シークレットな関係
夜空に向かってそびえるマンションを見上げる。
「ここ、だったっけ?」
前に来たのは昼間で、夜の今とは雰囲気がまるで違って見える。
確認しようにも、彼の電話番号を知らないことに気が付いた。
二人は契約の間柄で、期間が終われば無関係になるのだと、改めて突きつけられる。
許されるなら契約最後の日に、電話番号を聞こうかな。
勿論、幼馴染として・・・。
地図に載ってる謎の数字をエントランス横の機械に打ち込んでみると、カチッと鍵が開くような音がした。
再び閉まらないうちに素早く入り、高橋の部屋まで向かう。
ベンジャミンのあるところを探してインターホンを押すと、すぐにドアが開いて高橋が顔を出した。
「ごめんなさい、遅くなりました」
すると早く入れとばかりにグイッと手を引かれてよろめいた私は、自然に彼の胸に飛び込む形になった。
そのまま腕の中に閉じ込められて、彼の指が私の髪をいじっている。
「高橋、あの?」
「櫻井、今日のヘアスタイルは、事務所に行くためか」
「うん、頑張ってセットしたの。

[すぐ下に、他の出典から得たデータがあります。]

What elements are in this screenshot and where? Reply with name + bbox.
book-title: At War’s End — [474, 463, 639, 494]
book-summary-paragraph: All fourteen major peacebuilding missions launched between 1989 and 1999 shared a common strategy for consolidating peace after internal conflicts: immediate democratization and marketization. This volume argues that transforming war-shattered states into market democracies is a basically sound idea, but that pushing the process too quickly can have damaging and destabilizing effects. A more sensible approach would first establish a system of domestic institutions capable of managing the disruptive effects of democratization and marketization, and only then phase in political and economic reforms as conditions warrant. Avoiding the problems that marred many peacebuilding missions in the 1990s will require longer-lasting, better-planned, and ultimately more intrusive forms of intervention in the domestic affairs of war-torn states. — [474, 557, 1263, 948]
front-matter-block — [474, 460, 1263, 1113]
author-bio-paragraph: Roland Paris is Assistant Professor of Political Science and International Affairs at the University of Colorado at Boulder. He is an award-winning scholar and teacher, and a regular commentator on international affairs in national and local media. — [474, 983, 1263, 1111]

・・・おかしいかな?」
「そんなことねえけど。俺はストレートのほうが好きだ」
私から腕を離してリビングまで行く高橋の背中を追いながら、彼との契約期間中は髪を巻くのはやめようと決めた。
「で、どうだった?何か言われたか」
「最初は『帰れ』って言われた。でもね、すっごく粘ったら、オーディションを受けられることになったの!ほら、これ!」
バッグの中から冊子を出して見せると、彼はパラパラ捲りながら「恋愛ものか?」と訊いた。